Before you start going full send and just creating/appending HTML, I would highly recommend designing the HTML layout prior to all of this. I believe the philosophy of DOM manipulation should be used with purpose after you’ve decided on a layout for your page. For example, create all of the tags such as divs, lists, p, h1, and etc prior. This way, less code is dedicated to creating those elements within the Javascript file and your code is more efficient. I learned this the hard way when doing my project. The pre-design is just as important to the manipulation itself.

Workflow for Pre-existing or Non-existing Elements:

If it’s already in the HTML, grab the element you wish to work with, either by it’s class or element ID

Note: the “querySelector” method can be used to grab both a class and ID. if you’re grabbing a class, use a dot in front, for an ID, use a # symbol in front.

Different ways to grab elements

Do what you want with it once it’s grabbed, wether that’s adding children element/nodes within that element, changing its class name, changing text content, or etc. This is done so by using the variable that’s defined and using dot notation. EX: example.textContent = “Hello Word”
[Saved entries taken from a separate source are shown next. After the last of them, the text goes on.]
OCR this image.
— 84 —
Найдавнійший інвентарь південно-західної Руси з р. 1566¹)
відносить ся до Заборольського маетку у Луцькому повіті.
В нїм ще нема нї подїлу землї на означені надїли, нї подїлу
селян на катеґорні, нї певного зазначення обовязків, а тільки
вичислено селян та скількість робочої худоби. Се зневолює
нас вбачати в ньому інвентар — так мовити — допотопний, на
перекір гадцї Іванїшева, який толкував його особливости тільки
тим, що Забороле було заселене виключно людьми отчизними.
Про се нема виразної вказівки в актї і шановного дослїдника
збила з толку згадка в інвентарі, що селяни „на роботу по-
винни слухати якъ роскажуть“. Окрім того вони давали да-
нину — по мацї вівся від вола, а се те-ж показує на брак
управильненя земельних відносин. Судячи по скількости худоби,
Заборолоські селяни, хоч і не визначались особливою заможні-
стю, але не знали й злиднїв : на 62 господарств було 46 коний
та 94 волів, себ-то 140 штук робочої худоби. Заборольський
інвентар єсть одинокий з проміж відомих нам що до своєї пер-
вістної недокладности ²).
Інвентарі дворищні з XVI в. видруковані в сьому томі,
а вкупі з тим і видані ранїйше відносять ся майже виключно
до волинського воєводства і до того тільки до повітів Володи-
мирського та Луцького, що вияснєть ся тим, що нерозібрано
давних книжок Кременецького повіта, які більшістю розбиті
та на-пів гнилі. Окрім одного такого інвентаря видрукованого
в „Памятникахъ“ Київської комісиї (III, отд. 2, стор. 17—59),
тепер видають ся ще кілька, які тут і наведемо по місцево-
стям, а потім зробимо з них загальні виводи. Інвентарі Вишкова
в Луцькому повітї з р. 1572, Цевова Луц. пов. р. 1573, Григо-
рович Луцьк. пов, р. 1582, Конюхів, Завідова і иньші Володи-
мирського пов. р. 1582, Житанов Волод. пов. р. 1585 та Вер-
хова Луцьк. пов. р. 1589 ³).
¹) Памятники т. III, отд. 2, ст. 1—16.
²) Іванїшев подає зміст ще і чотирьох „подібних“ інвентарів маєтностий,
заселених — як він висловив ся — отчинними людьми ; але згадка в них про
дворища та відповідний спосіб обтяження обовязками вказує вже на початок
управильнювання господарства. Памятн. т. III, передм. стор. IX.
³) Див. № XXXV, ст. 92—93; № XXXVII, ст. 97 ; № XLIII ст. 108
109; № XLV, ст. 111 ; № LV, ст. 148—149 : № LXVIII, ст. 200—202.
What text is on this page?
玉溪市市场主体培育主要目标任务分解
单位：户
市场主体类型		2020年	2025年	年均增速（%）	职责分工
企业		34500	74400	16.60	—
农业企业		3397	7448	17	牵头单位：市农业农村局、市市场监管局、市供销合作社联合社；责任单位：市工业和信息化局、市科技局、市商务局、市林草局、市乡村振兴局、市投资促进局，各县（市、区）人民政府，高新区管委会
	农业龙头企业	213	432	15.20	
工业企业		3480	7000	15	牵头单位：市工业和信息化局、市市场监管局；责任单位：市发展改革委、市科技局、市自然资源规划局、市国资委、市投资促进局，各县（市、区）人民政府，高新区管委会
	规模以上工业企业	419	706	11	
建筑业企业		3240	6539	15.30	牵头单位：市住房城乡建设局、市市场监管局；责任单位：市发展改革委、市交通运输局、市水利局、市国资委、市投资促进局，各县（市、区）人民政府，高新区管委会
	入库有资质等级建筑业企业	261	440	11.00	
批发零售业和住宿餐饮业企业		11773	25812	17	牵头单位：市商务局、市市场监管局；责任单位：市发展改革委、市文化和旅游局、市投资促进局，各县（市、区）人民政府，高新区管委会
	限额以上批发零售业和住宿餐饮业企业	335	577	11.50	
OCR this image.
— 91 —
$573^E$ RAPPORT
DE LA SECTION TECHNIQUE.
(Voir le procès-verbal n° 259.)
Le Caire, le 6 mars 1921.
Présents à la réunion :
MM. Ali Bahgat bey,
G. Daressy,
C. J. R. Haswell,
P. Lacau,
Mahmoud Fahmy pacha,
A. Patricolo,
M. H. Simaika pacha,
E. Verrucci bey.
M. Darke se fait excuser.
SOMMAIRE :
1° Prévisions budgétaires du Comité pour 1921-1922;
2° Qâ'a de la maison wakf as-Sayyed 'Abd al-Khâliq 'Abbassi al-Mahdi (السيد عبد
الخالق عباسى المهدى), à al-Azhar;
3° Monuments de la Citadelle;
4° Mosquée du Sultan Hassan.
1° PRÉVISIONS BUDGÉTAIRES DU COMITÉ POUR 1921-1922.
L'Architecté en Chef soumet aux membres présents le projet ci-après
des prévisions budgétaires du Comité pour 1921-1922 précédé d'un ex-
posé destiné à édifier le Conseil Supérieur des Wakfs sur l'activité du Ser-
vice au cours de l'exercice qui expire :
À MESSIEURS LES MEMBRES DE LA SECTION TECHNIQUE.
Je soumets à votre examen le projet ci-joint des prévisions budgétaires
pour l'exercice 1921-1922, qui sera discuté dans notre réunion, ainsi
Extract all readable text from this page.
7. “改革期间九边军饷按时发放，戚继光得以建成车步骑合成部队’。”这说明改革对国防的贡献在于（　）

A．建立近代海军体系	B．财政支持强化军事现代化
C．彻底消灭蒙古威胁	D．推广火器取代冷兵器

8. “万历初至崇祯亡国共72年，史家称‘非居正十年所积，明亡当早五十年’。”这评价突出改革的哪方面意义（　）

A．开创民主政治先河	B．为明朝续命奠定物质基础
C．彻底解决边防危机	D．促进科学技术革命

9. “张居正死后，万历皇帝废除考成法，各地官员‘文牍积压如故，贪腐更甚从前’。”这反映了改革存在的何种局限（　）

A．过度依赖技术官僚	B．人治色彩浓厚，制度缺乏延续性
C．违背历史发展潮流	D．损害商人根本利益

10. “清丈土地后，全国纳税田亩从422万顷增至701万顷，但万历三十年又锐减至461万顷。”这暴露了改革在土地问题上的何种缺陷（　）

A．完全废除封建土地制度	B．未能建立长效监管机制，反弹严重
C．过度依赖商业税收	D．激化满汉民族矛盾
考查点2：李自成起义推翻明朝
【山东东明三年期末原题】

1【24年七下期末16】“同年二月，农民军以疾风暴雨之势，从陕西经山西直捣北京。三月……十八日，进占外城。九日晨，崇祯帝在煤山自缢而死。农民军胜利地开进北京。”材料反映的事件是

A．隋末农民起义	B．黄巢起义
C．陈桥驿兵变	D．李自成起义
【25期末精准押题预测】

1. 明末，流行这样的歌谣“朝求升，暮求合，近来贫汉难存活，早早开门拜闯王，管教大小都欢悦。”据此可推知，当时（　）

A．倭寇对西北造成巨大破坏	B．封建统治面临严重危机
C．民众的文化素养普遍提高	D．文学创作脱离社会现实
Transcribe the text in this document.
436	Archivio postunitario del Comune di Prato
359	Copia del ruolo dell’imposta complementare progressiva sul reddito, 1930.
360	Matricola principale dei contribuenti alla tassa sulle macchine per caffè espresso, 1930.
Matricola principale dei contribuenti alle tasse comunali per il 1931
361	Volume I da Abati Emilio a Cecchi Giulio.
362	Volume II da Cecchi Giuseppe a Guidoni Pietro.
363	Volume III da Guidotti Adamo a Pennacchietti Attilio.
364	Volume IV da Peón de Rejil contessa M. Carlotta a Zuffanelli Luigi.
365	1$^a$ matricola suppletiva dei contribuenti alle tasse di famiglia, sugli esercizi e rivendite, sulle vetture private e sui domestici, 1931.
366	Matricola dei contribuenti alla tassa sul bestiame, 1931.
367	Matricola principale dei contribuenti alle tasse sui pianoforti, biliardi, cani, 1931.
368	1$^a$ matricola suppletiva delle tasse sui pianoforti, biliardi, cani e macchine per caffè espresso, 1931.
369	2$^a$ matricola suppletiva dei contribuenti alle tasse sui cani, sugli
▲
The only difference with non-existing elements is that you will have to create it. Refer to the picture below:

Example used prior
  1. first grab the parent element you wish to work with
  2. create the element you need (in this case it’s an unordered list)
  3. set the class or ID (whichever is better for your use case)
  4. Not shown: If you need to, assign data or a string to that element
  5. Then append it to the parent element you grabbed in step one
  6. refresh the webpage with inspect running to see if your changes work

Closing Notes

The examples and explanations provided in this blog is a basic surface level introduction to DOM manipulation. I wrote this out to try and help others have a crash course explanation of what the DOM is and the general workflow when trying to get it to do what you need to do. There are many more comprehensive guides/documentation and tutorials out on the web.